Commentary
Historically when the US Dollar (USD) has been high there are knock on effects with commodities and emerging markets. This update will take a look at those in detail, as a similar situation is the case today.
There are 5 times in history when the US Dollar was strong and a major market event followed:
- 1987 USD Index bottomed out. Stock market crash of 1987.
- 1995 Extension of a 7 year rally. Asian Financial Crisis of 1997.
- 2000 Last push by the USD. Dot-Com Bubble burst.
- 2005 Dollar rebounds. The following year the US housing market triggers the financial crisis.
- 2014 FED stopped QE. Dollar resumes its rally. Oil prices slashed. Commodities head toward their Emerging market currencies plunge.
Commodities & Precious Metals in a Bear Market
Previously the atmosphere was good for this sector as the USD weakened and China was a major consumer. Presently both these factors have reversed. The Bloomberg Commodity Spot Index (Fig. 1) is at the 2008-2009 levels and it is forecasted to go sideways for a while awaiting the next stimulus. Copper (Fig. 2) has retraced 50% from its high in 2011 with previous retracements from the highs are in the order of 70%. Oil (Fig. 3) is also nearing the 2009 levels currently at $41 and a potential 70% retracement from the highs of $115 equates to $35. For Gold (Fig. 4) a 50% retracement from the highs of 1900 equates to 960 with current prices at 1069. We’ve made earlier comments on gold to continue its down trend and go sideways unless there are any fiscal policy changes to favour gold.
Commodities Cutting Production
The slump in commodity prices has forced mining companies to begin to cut production.
2015
- September: Commodities giant GLENCORE announced its two flagship COPPER mines in Africa will be discontinued in 18 months cutting is copper production by about 20%.
- October: GLENCORE announced it would cut annual production of ZINC by 500,000 tons, which is a third of its output.

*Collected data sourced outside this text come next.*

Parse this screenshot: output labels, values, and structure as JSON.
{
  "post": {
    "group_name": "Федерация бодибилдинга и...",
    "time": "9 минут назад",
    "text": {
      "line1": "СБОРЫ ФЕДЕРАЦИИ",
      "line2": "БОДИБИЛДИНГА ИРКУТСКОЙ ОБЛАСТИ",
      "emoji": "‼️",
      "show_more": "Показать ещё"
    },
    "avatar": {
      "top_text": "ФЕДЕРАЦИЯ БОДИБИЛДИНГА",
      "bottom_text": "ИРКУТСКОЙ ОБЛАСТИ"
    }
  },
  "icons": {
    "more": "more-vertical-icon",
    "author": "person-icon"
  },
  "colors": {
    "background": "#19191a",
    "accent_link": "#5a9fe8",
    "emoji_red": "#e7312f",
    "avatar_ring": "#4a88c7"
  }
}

- November: ALCOA, the largest ALUMINMUM manufacturer in the US, plans to cut its smelting capacity by 503,000 metric tons and its refining capacity by 1.2 million metric tons by the end of Q1 2016.
Emerging Markets
Goldman Sachs closes its BRIC Fund
We’ve not recommended precious metals, commodities or the emerging markets sector the last few years. Goldman Sachs closed its BRIC fund as from 2010 it has dropped a staggering 88% from its highs (Fig. 5). Performance was lacking and they closed it then merged it with a broader emerging-market fund. Bloomberg also reports that Goldman pulled the plug because it doesn’t expect “significant asset growth in the foreseeable future.” To our strategy, this was sector was in play the last cycle we traded between Oct 2008 – Sep 2011 and not now. Brazil (Fig. 6) is at the 5 year low & Russia (Fig. 7) near the lows of 2009.
Downgrades
OECD, Organization for Economic Co-operation and Development, fear a drag on the global economy by emerging markets. OECD have thus revised their global economic growth forecast to 2.9% for developed countries.

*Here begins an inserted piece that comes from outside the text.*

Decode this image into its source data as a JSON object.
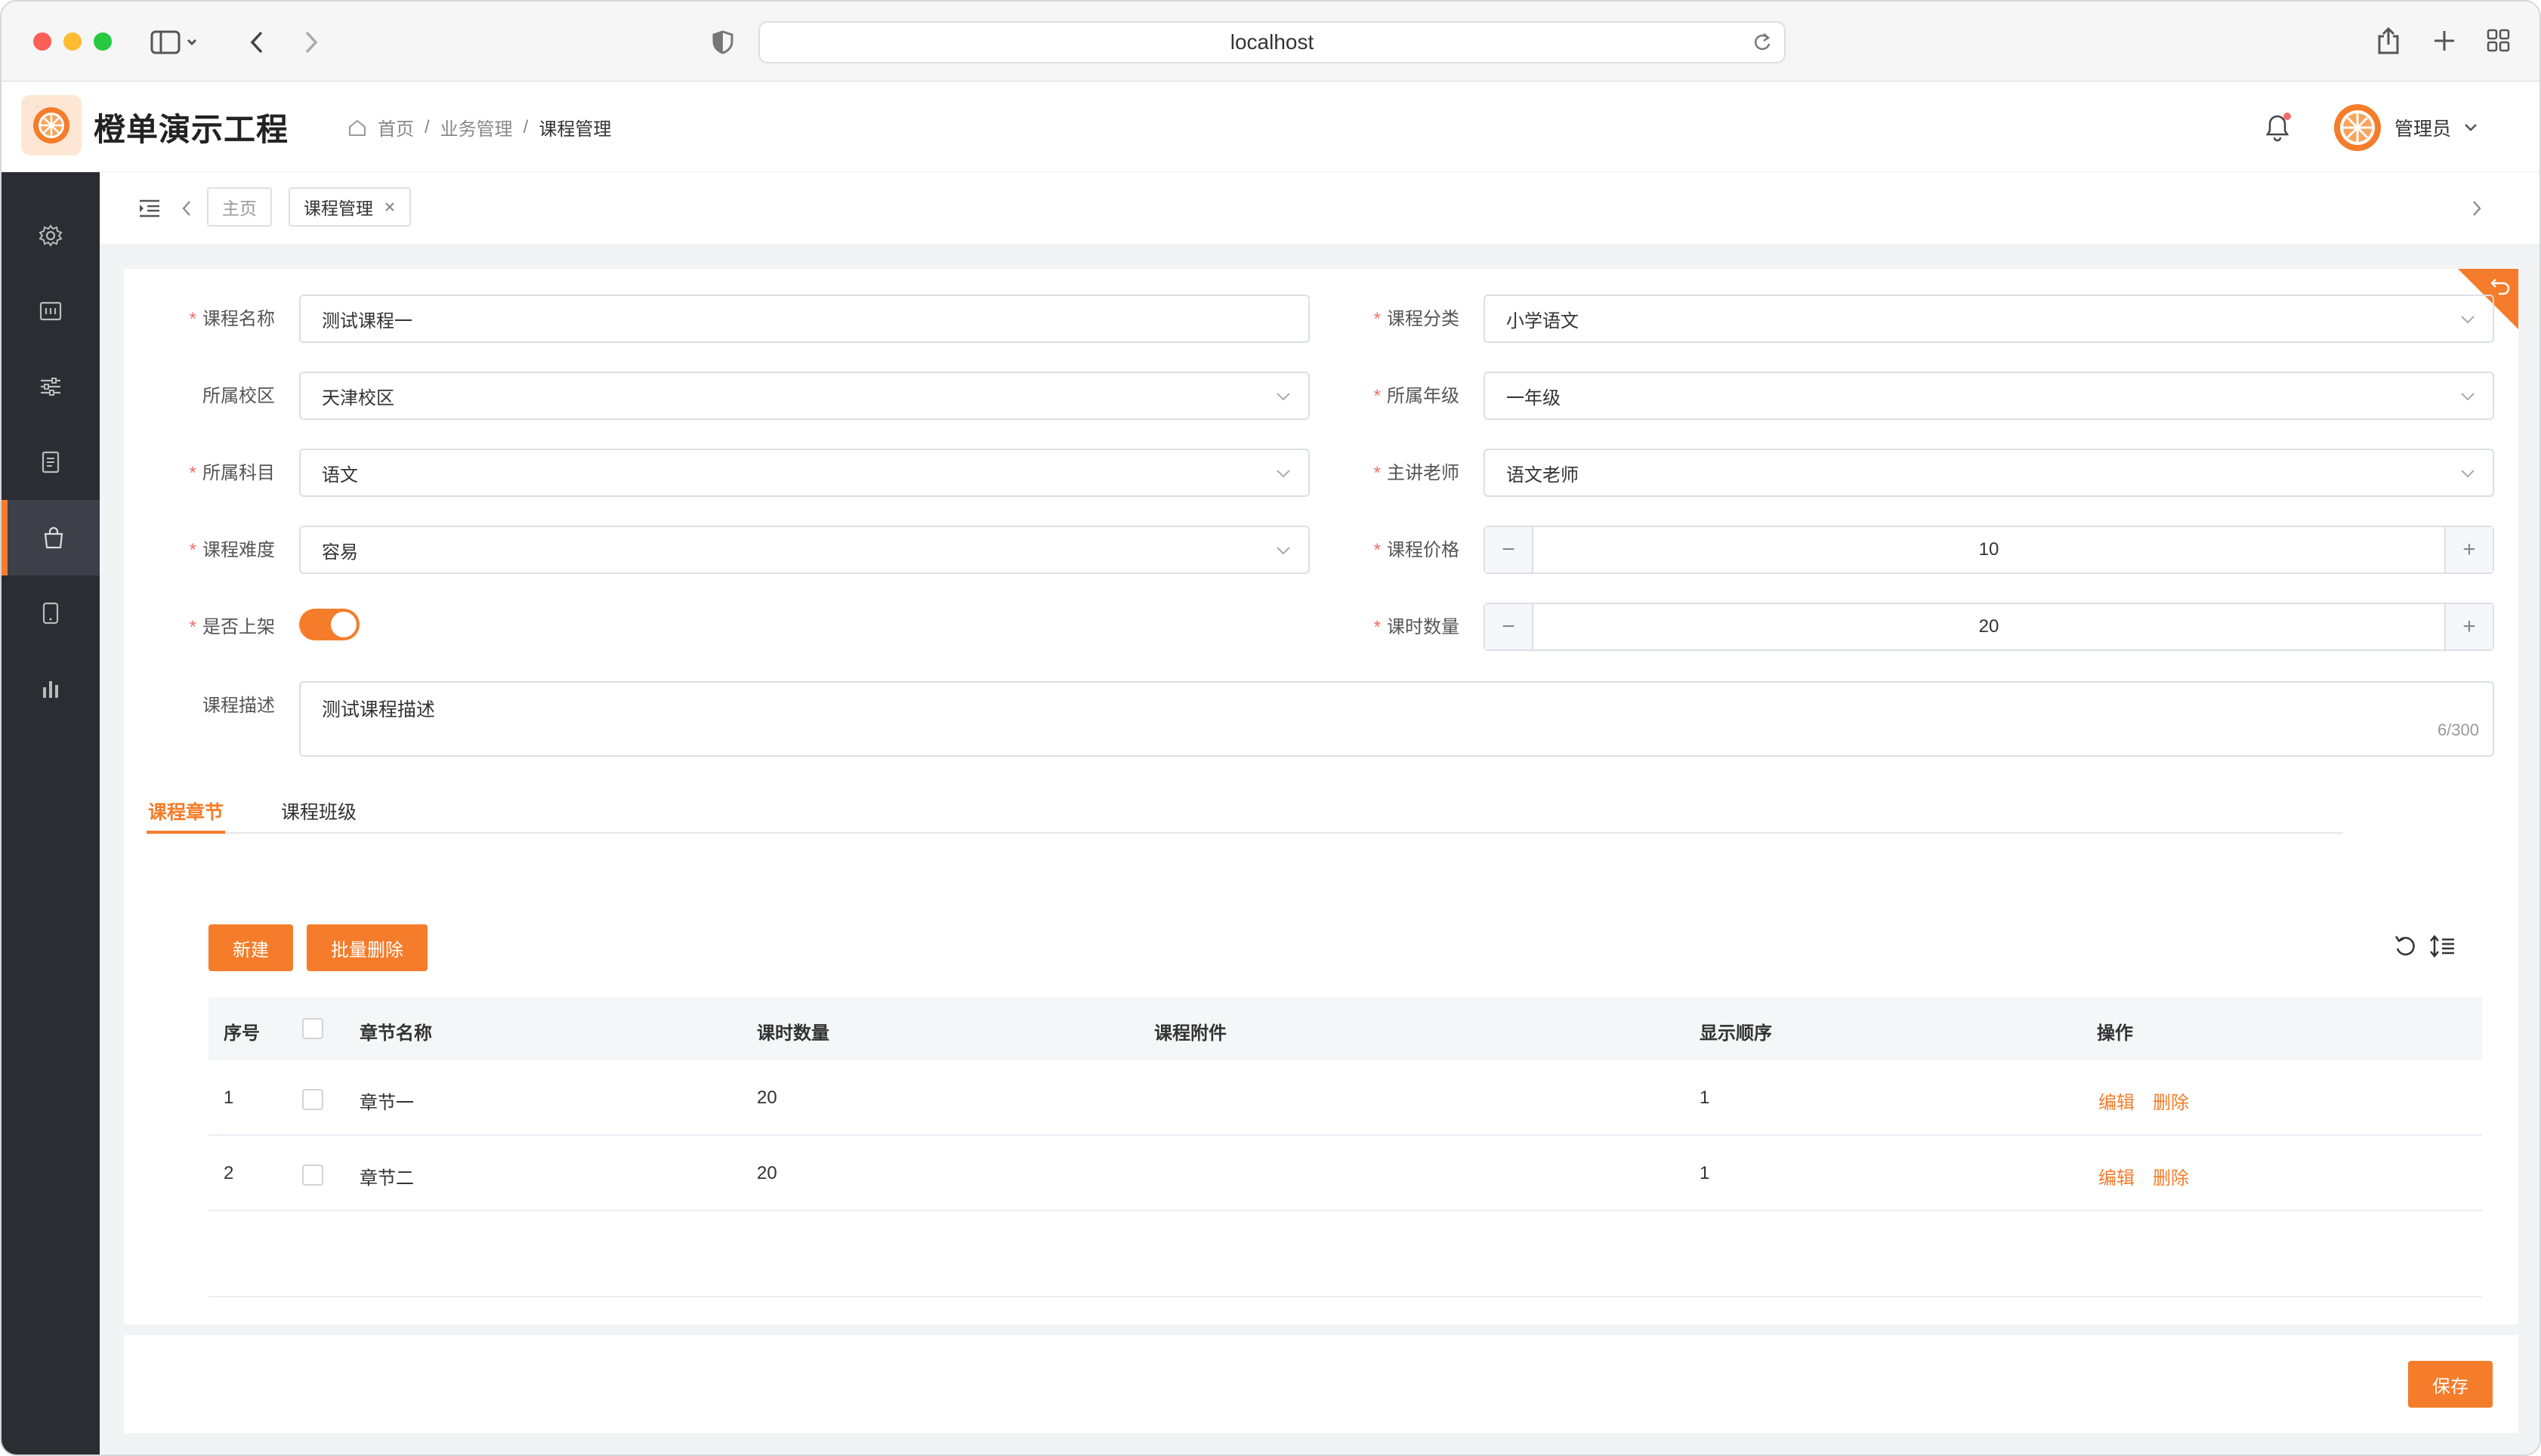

According to the Institute of International Finance (IIF), since 2009 the cumulative growth of national debt in emerging markets has been rapidly rising. Emerging market non-financial corporate debt reached a record high of 83% GDP in 2014, up from 67% in 2009 (Source: IIF.com).
Moody’s also reports that the slowdown in China and other emerging markets continue to affect the economic growth in the global economy. Furthermore the commodity prices are unlikely to rise sharply in the next 2 years and the global economic growth is still weak.

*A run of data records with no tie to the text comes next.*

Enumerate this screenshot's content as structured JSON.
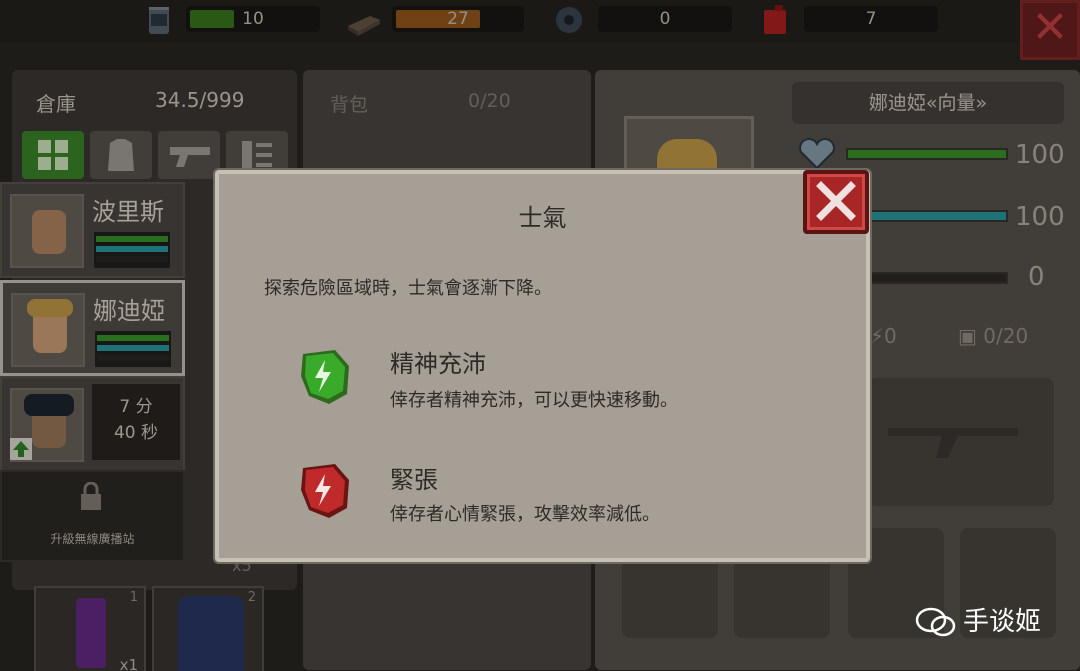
{
  "topbar": {
    "resources": [
      {
        "icon": "canned-food-icon",
        "value": "10",
        "fill_color": "#3b7a1e",
        "fill_fraction": 0.35
      },
      {
        "icon": "wood-icon",
        "value": "27",
        "fill_color": "#9a5a1c",
        "fill_fraction": 0.6
      },
      {
        "icon": "gear-part-icon",
        "value": "0",
        "fill_color": "#333333",
        "fill_fraction": 0
      },
      {
        "icon": "fuel-can-icon",
        "value": "7",
        "fill_color": "#333333",
        "fill_fraction": 0
      }
    ],
    "close_label": "✕"
  },
  "storage": {
    "label": "倉庫",
    "value": "34.5/999",
    "categories": [
      "grid-icon",
      "armor-icon",
      "gun-icon",
      "list-icon"
    ]
  },
  "survivors": [
    {
      "name": "波里斯",
      "selected": false
    },
    {
      "name": "娜迪婭",
      "selected": true
    },
    {
      "name": "",
      "timer_line1": "7 分",
      "timer_line2": "40 秒"
    }
  ],
  "upgrade": {
    "label": "升級無線廣播站"
  },
  "bag": {
    "label": "背包",
    "count": "0/20"
  },
  "character": {
    "name": "娜迪婭«向量»",
    "stats": [
      {
        "icon": "heart-icon",
        "value": "100",
        "color": "#3a9a2a",
        "fraction": 1
      },
      {
        "icon": "water-icon",
        "value": "100",
        "color": "#2aa0a6",
        "fraction": 1
      },
      {
        "icon": "morale-icon",
        "value": "0",
        "color": "#555555",
        "fraction": 0
      }
    ],
    "small_stat_1": "0",
    "small_stat_2": "0/20"
  },
  "items": [
    {
      "qty": "1",
      "sub": "x1"
    },
    {
      "qty": "2",
      "sub": ""
    }
  ],
  "x5": "x5",
  "dialog": {
    "title": "士氣",
    "description": "探索危險區域時，士氣會逐漸下降。",
    "states": [
      {
        "name": "精神充沛",
        "desc": "倖存者精神充沛，可以更快速移動。",
        "icon": "energetic-icon",
        "color": "#3aaa2a"
      },
      {
        "name": "緊張",
        "desc": "倖存者心情緊張，攻擊效率減低。",
        "icon": "nervous-icon",
        "color": "#c02a2a"
      }
    ],
    "close_label": "✕"
  },
  "watermark": {
    "text": "手谈姬"
  }
}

Standard Chartered could potentially default on their borrowed money, as mentioned in a previous update having 90% of their businesses in this sector. These factors, along with once you start to see related companies go bankrupt, will see new lows perhaps next year.
All eyes on the Fed for Possible Rate Hike
To summarize why there is justification to raise interest rates, here are our notes:
- High government debt, too much speculative money.
- Rising inflation and economic data.
- QE is a temporary measure and no help on the real economy.
- Strong dollar, a hike will help the US find buyers of its goods reducing inflationary pressures.
- Delaying the normalization of the dollar will undermine the status as the world reserve currency.
- Delaying normalization will lead to a potential credit rating downgrade. Stock and bond markets have greater adjustment pressures similar to 2011.
Ratings are also important and move markets. Below are the current ratings of each country and region (Fig. 8).
Conclusion
In summary the effects of different factors are summarized in Fig. 9 & Fig. 10 for the US and emerging markets. These are historical factors we’ve personally seen that affect the model portfolio over the last 10 years. Like before we are on the sidelines awaiting a clearer direction. It would be very difficult to make back a 20-30% loss as a manager of this portfolio if we took risk at the moment. The next FOMC meeting is scheduled for Dec 15-16, 2015.